I stood watching the geckoes dart between the signs across the street. The streetlights cast a yellowy pall over the arcade, as if they were gas lamps. There was no noise. Traveling alone is not always the easiest, but there are some times when it’s harder than others. There’s frustration when everyone in Paris is rude--and then there’s standing alone on the street in Johor Bahru while the darkness closes in and there’s no sound on the street but your own shuffling on the sidewalk.
At last, the Baker came out the front door and beckoned me to walk through the store to the back entrance in an alleyway. “I only have moto” he said. He’d said it a couple of times, but I didn’t think it meant much. We were just going around the corner for a beer, right?
We were not. He handed me a motorcycle helmet. I put my plastic shopping bag (in which I had a hijab, some nuts and Deeparvali decorations) in his scooter’s storage compartment and hopped on.
As an aside, I should probably mention that this was the first time I’d ever ridden on a scooter, or motorized, two-wheeled conveyance of any kind. Perhaps, just perhaps, riding on a motorcycle with a strange man was not the wisest traveling decision I’d ever made before. Today it probably makes the top five, after pitching the Albanian Riviera as Europe’s Next Hot Destination to my editor at the New York Post and the time I thought that learning to ski at age 19 in the Czech Republic would end in anything other than me falling off the ski lift and rolling down the bunny slope to safety.
I wanted to have an experience. This man had children. And family. And a framed newspaper article on the wall of his shop; no one featured in the lifestyle section ever commits a crime. What could possibly happen?
What happened was a six foot two inch Jew clinging to a scooter dodging buses along the Johor highway on the ride to the Baker’s “local” watering hole. It was certainly an introduction to scooters. Lesson One: Riding on a scooter in Malaysia is fucking terrifying.
Before we were even off the bike at the bar, the Baker greeted friends at nearby tables. He ordered four Carlsbergs for the two of us and we chatted, he asking me questions about my travels, my hotel and my thoughts on Johor while I asked about his wife and his kids. Then, the conversation turned. It seemed that we were sticking with topic of hotels, but it was more of a suggestion from the Baker that it would be nice to go back to mine. Together.

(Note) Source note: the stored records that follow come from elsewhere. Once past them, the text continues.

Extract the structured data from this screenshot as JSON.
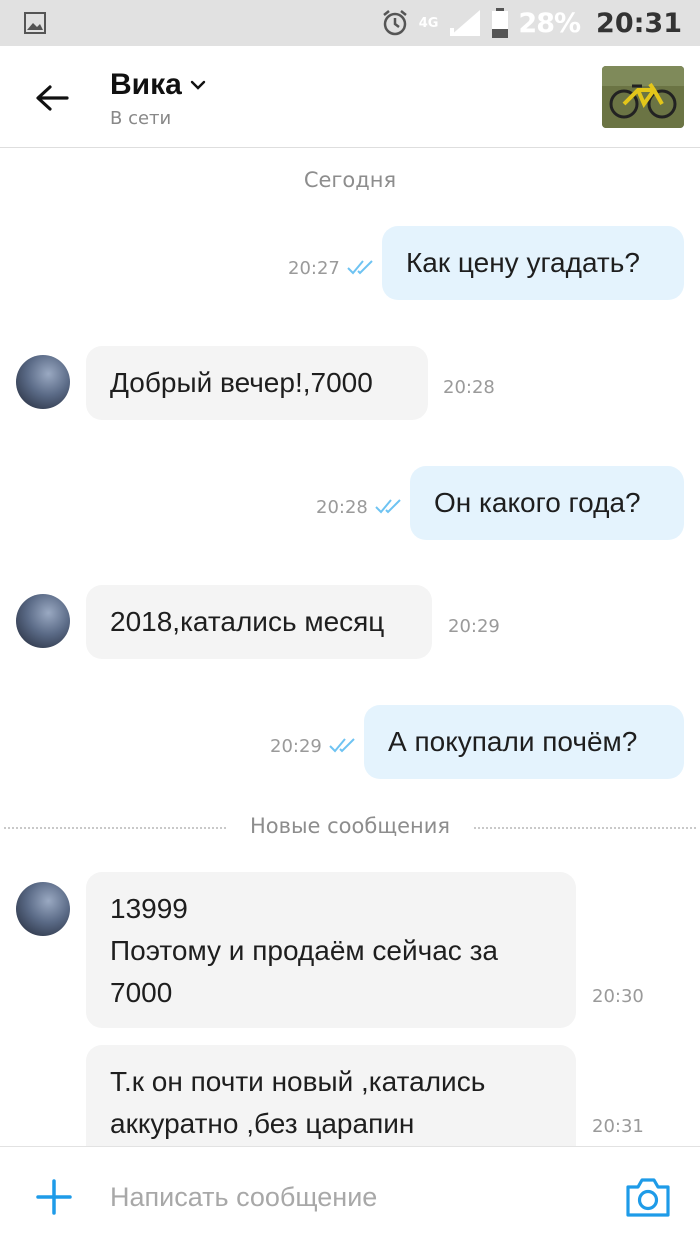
{
  "status_bar": {
    "network": "4G",
    "battery": "28%",
    "time": "20:31",
    "icons": [
      "image-icon",
      "alarm-icon",
      "signal-icon",
      "battery-icon"
    ]
  },
  "header": {
    "name": "Вика",
    "status": "В сети",
    "back_icon": "arrow-left-icon",
    "chevron_icon": "chevron-down-icon",
    "thumbnail": "listing-photo-bicycle"
  },
  "chat": {
    "day_label": "Сегодня",
    "new_messages_label": "Новые сообщения",
    "messages": [
      {
        "dir": "out",
        "text": "Как цену угадать?",
        "time": "20:27",
        "read": true
      },
      {
        "dir": "in",
        "text": "Добрый вечер!,7000",
        "time": "20:28"
      },
      {
        "dir": "out",
        "text": "Он какого года?",
        "time": "20:28",
        "read": true
      },
      {
        "dir": "in",
        "text": "2018,катались месяц",
        "time": "20:29"
      },
      {
        "dir": "out",
        "text": "А покупали почём?",
        "time": "20:29",
        "read": true
      },
      {
        "dir": "in",
        "text": "13999\nПоэтому и продаём сейчас за\n7000",
        "time": "20:30"
      },
      {
        "dir": "in",
        "text": "Т.к он почти новый ,катались\nаккуратно ,без царапин",
        "time": "20:31"
      }
    ]
  },
  "composer": {
    "placeholder": "Написать сообщение",
    "add_icon": "plus-icon",
    "camera_icon": "camera-icon"
  },
  "colors": {
    "accent": "#1e9be8",
    "outgoing_bubble": "#e4f3fd",
    "incoming_bubble": "#f4f4f4",
    "read_ticks": "#6ec3f2"
  }
}
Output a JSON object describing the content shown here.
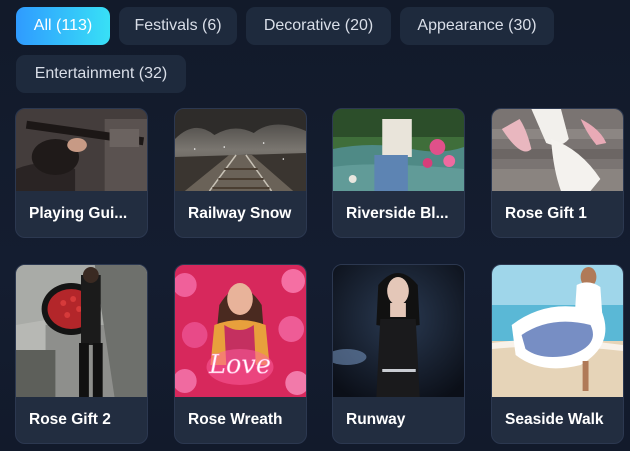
{
  "filters": [
    {
      "label": "All (113)",
      "active": true
    },
    {
      "label": "Festivals (6)",
      "active": false
    },
    {
      "label": "Decorative (20)",
      "active": false
    },
    {
      "label": "Appearance (30)",
      "active": false
    },
    {
      "label": "Entertainment (32)",
      "active": false
    }
  ],
  "cards": [
    {
      "title": "Playing Gui..."
    },
    {
      "title": "Railway Snow"
    },
    {
      "title": "Riverside Bl..."
    },
    {
      "title": "Rose Gift 1"
    },
    {
      "title": "Rose Gift 2"
    },
    {
      "title": "Rose Wreath"
    },
    {
      "title": "Runway"
    },
    {
      "title": "Seaside Walk"
    }
  ],
  "accent_gradient": [
    "#2f9bff",
    "#38e0f6"
  ],
  "background_color": "#131b2c",
  "card_color": "#222d40",
  "love_sign_text": "Love"
}
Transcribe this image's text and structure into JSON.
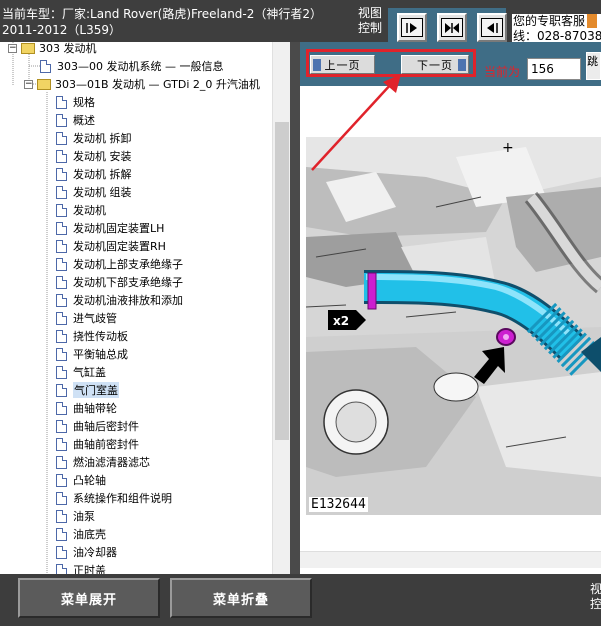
{
  "header": {
    "vehicle_line1": "当前车型：厂家:Land Rover(路虎)Freeland-2（神行者2）",
    "vehicle_line2": "2011-2012（L359）",
    "view_control_label": "视图控制",
    "service_line1": "您的专职客服",
    "service_line2": "线：028-87038"
  },
  "tree": {
    "root_label": "303 发动机",
    "items": [
      {
        "label": "303—00 发动机系统 — 一般信息",
        "type": "doc",
        "level": 1
      },
      {
        "label": "303—01B 发动机 — GTDi 2_0 升汽油机",
        "type": "folder",
        "level": 1
      },
      {
        "label": "规格",
        "type": "doc",
        "level": 2
      },
      {
        "label": "概述",
        "type": "doc",
        "level": 2
      },
      {
        "label": "发动机 拆卸",
        "type": "doc",
        "level": 2
      },
      {
        "label": "发动机 安装",
        "type": "doc",
        "level": 2
      },
      {
        "label": "发动机 拆解",
        "type": "doc",
        "level": 2
      },
      {
        "label": "发动机 组装",
        "type": "doc",
        "level": 2
      },
      {
        "label": "发动机",
        "type": "doc",
        "level": 2
      },
      {
        "label": "发动机固定装置LH",
        "type": "doc",
        "level": 2
      },
      {
        "label": "发动机固定装置RH",
        "type": "doc",
        "level": 2
      },
      {
        "label": "发动机上部支承绝缘子",
        "type": "doc",
        "level": 2
      },
      {
        "label": "发动机下部支承绝缘子",
        "type": "doc",
        "level": 2
      },
      {
        "label": "发动机油液排放和添加",
        "type": "doc",
        "level": 2
      },
      {
        "label": "进气歧管",
        "type": "doc",
        "level": 2
      },
      {
        "label": "挠性传动板",
        "type": "doc",
        "level": 2
      },
      {
        "label": "平衡轴总成",
        "type": "doc",
        "level": 2
      },
      {
        "label": "气缸盖",
        "type": "doc",
        "level": 2
      },
      {
        "label": "气门室盖",
        "type": "doc",
        "level": 2,
        "selected": true
      },
      {
        "label": "曲轴带轮",
        "type": "doc",
        "level": 2
      },
      {
        "label": "曲轴后密封件",
        "type": "doc",
        "level": 2
      },
      {
        "label": "曲轴前密封件",
        "type": "doc",
        "level": 2
      },
      {
        "label": "燃油滤清器滤芯",
        "type": "doc",
        "level": 2
      },
      {
        "label": "凸轮轴",
        "type": "doc",
        "level": 2
      },
      {
        "label": "系统操作和组件说明",
        "type": "doc",
        "level": 2
      },
      {
        "label": "油泵",
        "type": "doc",
        "level": 2
      },
      {
        "label": "油底壳",
        "type": "doc",
        "level": 2
      },
      {
        "label": "油冷却器",
        "type": "doc",
        "level": 2
      },
      {
        "label": "正时盖",
        "type": "doc",
        "level": 2
      }
    ]
  },
  "nav": {
    "prev_label": "上一页",
    "next_label": "下一页",
    "current_label": "当前为",
    "page_value": "156",
    "go_label": "跳"
  },
  "document": {
    "figure_id": "E132644",
    "callout_label": "x2"
  },
  "bottom": {
    "expand_label": "菜单展开",
    "collapse_label": "菜单折叠",
    "view_control_label": "视控"
  },
  "colors": {
    "toolbar": "#3d3d3d",
    "nav_blue": "#3f6d86",
    "highlight_red": "#e0232b",
    "hose_cyan": "#21c0e8",
    "clip_magenta": "#cc1fd0"
  }
}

This was not the experience I wanted, or ever intended to have. I was so locked into getting a feel for the local culture that I didn’t realize that instead of having a cultural moment, I was being cruised, propositioned really, by a middle-aged Muslim man in a Malaysian bar. In my terror at riding on the scooter, the fact that I held onto his love handles with a certain tenacity probably sent a message counter to my actual feelings for the man.
I let it pass once, steering the conversation back to safer topics. We would continue to talk, but every five minutes or so, he’d proposition me again. Far from questioning my sexuality, as perhaps the Baker hoped I would after four beers—he’d ordered another round—I was looking for the exit. Any exit. I excused myself to the bathroom and had the bar’s proprietor call me a cab. When it arrived, I was the happiest I’ve ever been to see a taxi, even a rapacious Malaysian taxi. I would have paid any amount to be taken back to the hotel. I bid the Baker goodnight. He was sad to see me go, like any man propositioning me for sex for the last half hour would have been.
Before my trip, when I mentioned to friends that I planned to stop in Johor Bahru, they’d ask: what ever for? Gypsies, tramps and thieves, I thought, might add some color to what was probably not that bad of a place, this Malaysian Tijuana of mine. That was wrong. Johor had a story for me, just not the one I wanted.
Next time, I’m sticking to the hijab stores—they’re a lot safer.
You're never going to convince me to go there!